この暗い檻に閉じ込められてから私は何時間、何日、何年の時を過ごしたのだろう。
たまに、身体の手入れをしてくれる人がやってくる。
最初は子どもだったのにいつの頃から大人の人に変わっていた。
「あの子はどこへ行ったの?」
私は聞いてみた。
その人は何も答えずに黙々と私の手入れをした。
髪を切り、爪を切り、身体を拭いた。
手入れが終わると、その人はまた出ていく。
私はいつからここにいるのだろう。
壁に何か引っ搔いた傷がある。
数を数えていた頃のものだろう。
私は毎日待っている。
何を待っているのだろう。
それは、いつか来る。
何かを待っているのだ。
私は夜が終わるのをまだかまだかと待っている。
それは終わらない前夜祭だ。
この檻が開かれたとき、私の朝が始まる。
そのときが来るまで私は待ち続ける。
私の朝がとうとうやってきた。
いつも私の手入れをしてくれる人が私の檻を開けてくれた。
「出てきてください」
私は言われるまま檻から出た。
その人は悲しそうな顔をしていた。
その人に連れられ、歩いていくと徐々に道が明るくなってきた。
私はやっと朝に出会えると思った。
しかし、目に布を巻きつけられた。
「どうして朝を見せてくれないの?」
私は声に出した。
「朝を見るとアナタは泣いてしまうかもしれない」
「なぜ、朝を見ると私は泣いてしまうの?」
「朝には見たくないものがたくさん見えてしまうからだよ」
「朝が見たいわ」
「アナタは朝を見てはいけない」
それっきり、言葉を交わすことはなかった。
どれくらい歩いただろう。
途端にピタリと止まり、扉が開く音がした。
たくさんの人の気配がする。
たくさんの人が私を見ている。
ザワザワとした音が耳にいっぺんに入ってきた。
私は耳を塞ぎたかった。
カンッカンッと木槌の音がするとザワザワはおさまった。
「被告…………の死刑を執行する」
私は両腕を捕まれ、台にうつ伏せにさせられた。
ああ。
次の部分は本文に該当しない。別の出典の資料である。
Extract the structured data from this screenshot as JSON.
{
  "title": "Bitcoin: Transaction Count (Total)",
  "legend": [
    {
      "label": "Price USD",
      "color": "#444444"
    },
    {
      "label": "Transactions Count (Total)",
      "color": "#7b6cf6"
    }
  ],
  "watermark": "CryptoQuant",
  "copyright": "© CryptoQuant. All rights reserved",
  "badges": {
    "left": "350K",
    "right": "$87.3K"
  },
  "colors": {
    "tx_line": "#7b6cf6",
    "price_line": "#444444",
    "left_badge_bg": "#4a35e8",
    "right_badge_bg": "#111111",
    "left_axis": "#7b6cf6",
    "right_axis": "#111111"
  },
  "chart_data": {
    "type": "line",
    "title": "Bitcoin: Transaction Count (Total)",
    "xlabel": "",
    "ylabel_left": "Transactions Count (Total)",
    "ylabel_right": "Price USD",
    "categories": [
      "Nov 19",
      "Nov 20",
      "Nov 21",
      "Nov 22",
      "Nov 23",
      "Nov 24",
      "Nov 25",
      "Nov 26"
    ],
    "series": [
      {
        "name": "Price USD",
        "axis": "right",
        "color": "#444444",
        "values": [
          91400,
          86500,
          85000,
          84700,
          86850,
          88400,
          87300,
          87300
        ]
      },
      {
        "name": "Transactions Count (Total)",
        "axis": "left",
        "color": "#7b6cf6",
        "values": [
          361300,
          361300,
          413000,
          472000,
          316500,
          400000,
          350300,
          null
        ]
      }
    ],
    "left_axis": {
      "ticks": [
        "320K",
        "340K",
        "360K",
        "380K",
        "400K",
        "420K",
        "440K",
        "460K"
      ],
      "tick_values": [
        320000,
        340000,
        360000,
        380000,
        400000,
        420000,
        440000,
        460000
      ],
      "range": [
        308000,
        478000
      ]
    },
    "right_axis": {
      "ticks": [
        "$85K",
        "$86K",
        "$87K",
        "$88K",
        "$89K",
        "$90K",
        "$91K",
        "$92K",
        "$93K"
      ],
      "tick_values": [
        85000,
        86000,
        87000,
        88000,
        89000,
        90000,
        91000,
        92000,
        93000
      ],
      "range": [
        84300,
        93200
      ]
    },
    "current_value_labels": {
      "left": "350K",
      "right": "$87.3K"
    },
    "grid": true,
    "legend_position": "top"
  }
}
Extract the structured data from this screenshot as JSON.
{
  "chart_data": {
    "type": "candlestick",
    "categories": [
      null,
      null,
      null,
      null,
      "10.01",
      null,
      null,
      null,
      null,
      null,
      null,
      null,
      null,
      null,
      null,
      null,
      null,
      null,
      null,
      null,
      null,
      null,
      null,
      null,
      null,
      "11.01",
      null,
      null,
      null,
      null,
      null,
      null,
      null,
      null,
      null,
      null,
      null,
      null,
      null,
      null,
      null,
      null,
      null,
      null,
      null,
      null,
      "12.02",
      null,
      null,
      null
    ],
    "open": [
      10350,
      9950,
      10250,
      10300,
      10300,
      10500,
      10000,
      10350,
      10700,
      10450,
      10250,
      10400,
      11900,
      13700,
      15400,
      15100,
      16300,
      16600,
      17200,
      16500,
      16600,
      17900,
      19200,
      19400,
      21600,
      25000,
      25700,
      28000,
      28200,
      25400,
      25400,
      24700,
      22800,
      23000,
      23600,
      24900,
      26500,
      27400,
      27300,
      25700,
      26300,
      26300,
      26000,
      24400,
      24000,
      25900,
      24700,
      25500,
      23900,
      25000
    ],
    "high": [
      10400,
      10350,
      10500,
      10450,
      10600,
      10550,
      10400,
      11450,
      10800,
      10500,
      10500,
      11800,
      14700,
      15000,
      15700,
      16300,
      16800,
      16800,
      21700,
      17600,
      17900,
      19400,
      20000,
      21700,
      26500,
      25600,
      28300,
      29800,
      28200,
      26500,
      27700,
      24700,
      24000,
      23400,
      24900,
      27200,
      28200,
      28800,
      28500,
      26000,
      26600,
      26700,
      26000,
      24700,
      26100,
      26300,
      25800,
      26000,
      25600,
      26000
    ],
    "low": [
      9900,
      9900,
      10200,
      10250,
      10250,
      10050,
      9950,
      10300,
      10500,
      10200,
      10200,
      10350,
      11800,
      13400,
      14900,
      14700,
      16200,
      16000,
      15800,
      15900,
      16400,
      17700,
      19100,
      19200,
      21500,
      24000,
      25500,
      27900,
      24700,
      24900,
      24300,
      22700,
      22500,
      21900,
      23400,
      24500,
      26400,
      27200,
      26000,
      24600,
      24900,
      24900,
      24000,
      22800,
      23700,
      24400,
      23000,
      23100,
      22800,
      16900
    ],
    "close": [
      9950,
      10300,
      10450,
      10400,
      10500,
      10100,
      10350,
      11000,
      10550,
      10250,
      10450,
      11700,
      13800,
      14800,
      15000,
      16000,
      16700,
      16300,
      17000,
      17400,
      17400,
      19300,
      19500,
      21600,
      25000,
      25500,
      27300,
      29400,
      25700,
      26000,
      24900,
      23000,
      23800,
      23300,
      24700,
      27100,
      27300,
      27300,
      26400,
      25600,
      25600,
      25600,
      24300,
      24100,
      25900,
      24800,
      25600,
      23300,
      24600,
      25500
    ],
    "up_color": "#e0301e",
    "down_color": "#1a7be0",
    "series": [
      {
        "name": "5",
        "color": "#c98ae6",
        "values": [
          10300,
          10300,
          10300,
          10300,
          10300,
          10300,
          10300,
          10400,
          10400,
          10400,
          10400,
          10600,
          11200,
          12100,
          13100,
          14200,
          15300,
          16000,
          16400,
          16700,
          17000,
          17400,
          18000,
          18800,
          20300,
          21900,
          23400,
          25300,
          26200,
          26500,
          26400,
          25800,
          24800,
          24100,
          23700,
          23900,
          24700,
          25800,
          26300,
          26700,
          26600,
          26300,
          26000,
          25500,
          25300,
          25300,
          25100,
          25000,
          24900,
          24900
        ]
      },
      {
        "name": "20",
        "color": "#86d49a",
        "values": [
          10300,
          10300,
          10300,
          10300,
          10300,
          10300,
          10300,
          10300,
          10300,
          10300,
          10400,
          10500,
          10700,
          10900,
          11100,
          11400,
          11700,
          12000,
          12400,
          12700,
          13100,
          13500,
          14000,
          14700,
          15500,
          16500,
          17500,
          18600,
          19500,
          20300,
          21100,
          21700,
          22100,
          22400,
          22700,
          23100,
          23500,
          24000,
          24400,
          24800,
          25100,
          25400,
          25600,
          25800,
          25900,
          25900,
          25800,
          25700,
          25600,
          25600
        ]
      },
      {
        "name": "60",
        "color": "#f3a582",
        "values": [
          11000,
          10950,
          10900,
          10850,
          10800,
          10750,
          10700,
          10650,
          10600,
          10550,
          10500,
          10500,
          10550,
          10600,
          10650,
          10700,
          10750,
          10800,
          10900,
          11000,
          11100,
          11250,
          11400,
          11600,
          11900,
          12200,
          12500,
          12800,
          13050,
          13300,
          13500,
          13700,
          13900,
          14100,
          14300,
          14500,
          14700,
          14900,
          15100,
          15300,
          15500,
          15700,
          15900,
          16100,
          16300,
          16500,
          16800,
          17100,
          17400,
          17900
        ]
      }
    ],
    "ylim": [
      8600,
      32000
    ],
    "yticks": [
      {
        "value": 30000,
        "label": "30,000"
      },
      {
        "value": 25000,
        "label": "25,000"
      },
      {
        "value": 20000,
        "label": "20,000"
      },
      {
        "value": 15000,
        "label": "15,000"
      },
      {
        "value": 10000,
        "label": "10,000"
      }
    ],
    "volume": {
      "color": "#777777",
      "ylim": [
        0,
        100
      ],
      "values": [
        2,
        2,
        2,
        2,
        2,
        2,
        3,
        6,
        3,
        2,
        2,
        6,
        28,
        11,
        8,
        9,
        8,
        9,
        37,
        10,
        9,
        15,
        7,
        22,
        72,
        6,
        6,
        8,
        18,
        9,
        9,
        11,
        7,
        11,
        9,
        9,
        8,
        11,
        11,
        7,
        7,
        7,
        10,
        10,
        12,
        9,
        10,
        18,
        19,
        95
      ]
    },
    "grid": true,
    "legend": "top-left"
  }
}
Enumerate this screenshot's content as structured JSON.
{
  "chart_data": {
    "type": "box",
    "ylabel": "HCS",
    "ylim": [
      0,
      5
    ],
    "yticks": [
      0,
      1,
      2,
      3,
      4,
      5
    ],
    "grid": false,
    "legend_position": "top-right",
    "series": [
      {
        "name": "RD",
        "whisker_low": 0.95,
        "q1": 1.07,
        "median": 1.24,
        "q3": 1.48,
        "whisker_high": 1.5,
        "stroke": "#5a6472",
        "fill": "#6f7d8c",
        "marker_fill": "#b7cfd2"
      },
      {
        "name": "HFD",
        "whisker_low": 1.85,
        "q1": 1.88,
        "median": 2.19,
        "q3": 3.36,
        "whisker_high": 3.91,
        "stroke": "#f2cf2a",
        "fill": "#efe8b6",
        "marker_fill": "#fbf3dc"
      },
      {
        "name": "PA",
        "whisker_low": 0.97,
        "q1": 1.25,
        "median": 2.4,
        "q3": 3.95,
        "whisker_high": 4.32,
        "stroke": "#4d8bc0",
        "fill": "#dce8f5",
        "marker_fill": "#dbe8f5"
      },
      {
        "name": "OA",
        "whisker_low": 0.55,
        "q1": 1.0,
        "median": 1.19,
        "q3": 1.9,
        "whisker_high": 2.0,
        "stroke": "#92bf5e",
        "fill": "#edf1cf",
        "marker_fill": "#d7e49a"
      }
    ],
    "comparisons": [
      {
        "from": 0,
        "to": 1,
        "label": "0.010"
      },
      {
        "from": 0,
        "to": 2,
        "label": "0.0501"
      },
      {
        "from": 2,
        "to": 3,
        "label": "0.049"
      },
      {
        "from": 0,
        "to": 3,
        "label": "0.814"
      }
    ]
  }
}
思い出した。
私はこの日が来るのを待っていたんだ。
この日のために私はありとあらゆる罪を犯し、国をも混乱に陥れた。
私は自分の死を見せつけて生きた証を残そうとしたんだ。
ここにいる皆さん、私が生きていたことを覚えていてください。
私の長きに渡る、たったひとりの前夜祭はこれにて終焉です。